Like Tom Hanks confiding in “Wilson” in “Cast Away,” Grace’s isolation makes him desperate to talk to anyone he can. Then the void calls back. Turns out, he’s got quite a bit in common with Rocky, who also lost his peers in a cosmic accident and is now reckoning with being on his own. The camaraderie between the two will make for some of the best popcorn entertainment of the whole year; Gosling naturally excels at one-ups and clapbacks, but what’s likely to go underrated here is the masterclass in voice acting that Ortiz is performing from his first scene. With just a few key tics and subtle vocal choices, the former playwright quickly creates one of the most lovable aliens ever. Naturally, the audience gets so invested in this duo, all before their trajectory blows up in their faces.

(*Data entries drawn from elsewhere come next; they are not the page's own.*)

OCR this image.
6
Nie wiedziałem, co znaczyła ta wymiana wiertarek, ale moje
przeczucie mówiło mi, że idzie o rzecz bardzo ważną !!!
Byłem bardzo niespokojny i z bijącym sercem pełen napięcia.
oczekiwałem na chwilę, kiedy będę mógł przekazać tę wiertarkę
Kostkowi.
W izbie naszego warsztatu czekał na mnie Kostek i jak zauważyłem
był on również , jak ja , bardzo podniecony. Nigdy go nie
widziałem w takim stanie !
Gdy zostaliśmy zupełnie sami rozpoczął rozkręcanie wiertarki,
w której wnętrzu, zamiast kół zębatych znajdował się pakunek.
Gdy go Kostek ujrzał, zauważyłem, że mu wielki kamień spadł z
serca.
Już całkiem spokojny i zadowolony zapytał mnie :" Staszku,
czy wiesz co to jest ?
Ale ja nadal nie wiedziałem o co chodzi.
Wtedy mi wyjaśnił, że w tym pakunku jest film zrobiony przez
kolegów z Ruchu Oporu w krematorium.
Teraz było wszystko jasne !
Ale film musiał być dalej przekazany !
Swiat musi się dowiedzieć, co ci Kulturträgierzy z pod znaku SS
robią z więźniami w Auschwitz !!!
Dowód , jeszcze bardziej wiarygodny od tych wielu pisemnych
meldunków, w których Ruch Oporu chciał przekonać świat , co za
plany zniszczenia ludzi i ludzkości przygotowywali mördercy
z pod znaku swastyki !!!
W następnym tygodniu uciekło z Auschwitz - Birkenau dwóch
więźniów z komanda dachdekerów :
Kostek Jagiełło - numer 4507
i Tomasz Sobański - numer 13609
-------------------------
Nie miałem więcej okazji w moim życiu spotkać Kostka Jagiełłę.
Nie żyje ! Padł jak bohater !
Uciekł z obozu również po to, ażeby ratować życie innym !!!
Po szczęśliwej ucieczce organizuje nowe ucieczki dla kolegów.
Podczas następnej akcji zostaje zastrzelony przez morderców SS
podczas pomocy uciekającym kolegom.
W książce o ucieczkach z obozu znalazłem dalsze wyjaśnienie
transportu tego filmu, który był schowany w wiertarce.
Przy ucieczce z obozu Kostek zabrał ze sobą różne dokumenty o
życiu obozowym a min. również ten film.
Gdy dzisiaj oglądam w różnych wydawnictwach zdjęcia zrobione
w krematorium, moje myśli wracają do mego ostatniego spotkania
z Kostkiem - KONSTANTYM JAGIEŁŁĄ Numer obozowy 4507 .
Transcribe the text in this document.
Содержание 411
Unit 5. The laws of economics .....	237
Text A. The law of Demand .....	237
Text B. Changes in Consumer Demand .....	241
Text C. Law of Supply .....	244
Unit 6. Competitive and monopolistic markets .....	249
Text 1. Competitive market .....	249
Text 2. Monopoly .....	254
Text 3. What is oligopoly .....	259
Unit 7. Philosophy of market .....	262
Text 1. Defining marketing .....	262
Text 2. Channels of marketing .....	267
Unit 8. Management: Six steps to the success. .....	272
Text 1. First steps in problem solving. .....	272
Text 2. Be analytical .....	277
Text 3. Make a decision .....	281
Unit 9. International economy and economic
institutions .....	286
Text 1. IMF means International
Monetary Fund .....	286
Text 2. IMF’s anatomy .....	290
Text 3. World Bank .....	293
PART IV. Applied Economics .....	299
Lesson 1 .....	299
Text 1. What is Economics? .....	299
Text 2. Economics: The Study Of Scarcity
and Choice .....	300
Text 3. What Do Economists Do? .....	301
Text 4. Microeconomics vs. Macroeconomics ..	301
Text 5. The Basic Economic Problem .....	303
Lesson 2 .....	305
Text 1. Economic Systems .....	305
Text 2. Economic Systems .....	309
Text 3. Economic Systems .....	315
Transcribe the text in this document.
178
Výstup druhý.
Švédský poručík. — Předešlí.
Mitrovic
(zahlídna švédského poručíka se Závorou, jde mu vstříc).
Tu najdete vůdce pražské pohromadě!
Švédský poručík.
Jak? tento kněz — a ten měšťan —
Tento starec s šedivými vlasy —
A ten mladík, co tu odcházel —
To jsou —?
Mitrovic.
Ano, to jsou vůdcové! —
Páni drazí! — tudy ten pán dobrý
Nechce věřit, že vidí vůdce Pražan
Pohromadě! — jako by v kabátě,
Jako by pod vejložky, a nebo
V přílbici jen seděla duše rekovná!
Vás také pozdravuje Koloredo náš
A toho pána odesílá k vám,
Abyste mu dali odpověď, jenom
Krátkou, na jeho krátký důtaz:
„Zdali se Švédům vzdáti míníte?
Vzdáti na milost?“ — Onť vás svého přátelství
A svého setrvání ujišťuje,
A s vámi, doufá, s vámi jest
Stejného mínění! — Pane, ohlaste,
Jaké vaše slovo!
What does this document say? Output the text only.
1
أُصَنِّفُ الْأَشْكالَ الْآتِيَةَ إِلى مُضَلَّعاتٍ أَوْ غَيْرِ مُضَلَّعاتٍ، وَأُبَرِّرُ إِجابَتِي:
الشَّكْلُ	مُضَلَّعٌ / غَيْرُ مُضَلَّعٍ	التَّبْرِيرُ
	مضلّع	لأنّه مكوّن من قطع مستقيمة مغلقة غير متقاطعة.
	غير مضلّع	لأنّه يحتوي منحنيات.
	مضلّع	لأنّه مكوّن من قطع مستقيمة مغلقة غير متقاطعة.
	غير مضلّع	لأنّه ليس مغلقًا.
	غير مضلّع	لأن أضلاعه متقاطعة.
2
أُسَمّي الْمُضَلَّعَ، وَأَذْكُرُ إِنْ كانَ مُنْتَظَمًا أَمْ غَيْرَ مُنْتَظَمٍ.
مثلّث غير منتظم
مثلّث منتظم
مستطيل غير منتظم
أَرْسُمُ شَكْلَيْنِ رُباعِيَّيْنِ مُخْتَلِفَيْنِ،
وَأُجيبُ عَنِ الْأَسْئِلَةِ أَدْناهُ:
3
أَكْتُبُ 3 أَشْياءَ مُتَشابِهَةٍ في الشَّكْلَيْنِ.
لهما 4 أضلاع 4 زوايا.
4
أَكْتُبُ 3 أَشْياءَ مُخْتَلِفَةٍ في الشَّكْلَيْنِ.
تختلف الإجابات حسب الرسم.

The shortcomings of “Project Hail Mary” are particularly disappointing because they directly undermine everything that really works. While most of the movie thrives at letting the adventure breathe, the last half hour unspools a pathos firehose and relentlessly sprays the viewer with it, telegraphing exactly what we’re supposed to feel and when. As the score by Daniel Pemberton pounds on, the emotions don’t come organically; they’re forced onto us. In a pivotal moment of either resolution or sacrifice, the ultimate coda ends up slightly lackluster, whether you’re a fan of the book or not. Where a potential ending for these characters could have been necessarily heartbreaking, the real conclusion wraps up all too neat and polished, and probably read better in a novel than in a movie, where visuals are front and center and melancholia is more apropos. Like another Gosling star vehicle “The Fall Guy,” this film gets so wrapped up in the idea of pleasing its audience that it loses the effortless subtleties that can propel superior movies to the next level.
Still, so much is to be admired here, between the gorgeous visuals that make this film a must-see in IMAX, and the truly fabulous solo work that Gosling is doing; “Project Hail Mary” is largely a one-man show (sans Rocky) and he absolutely hits the nail on the head, turning in his most vulnerable performance yet. And the movie is so entertaining for so long that the nearly three hour runtime completely flies by until the very end, when the script can’t seem to decide where it wants to end up. Regardless, if there’s any indication that the film is making waves, the preview screening success would be it. Weekends before its “official” release, early showings have been selling out across the country in arthouses and multiplexes alike. For a movie that is not a sequel, prequel, or reboot of any kind, I suppose that makes it Hollywood’s own kind of hail mary.
"Project Hail Mary" opens in theaters on March 20th.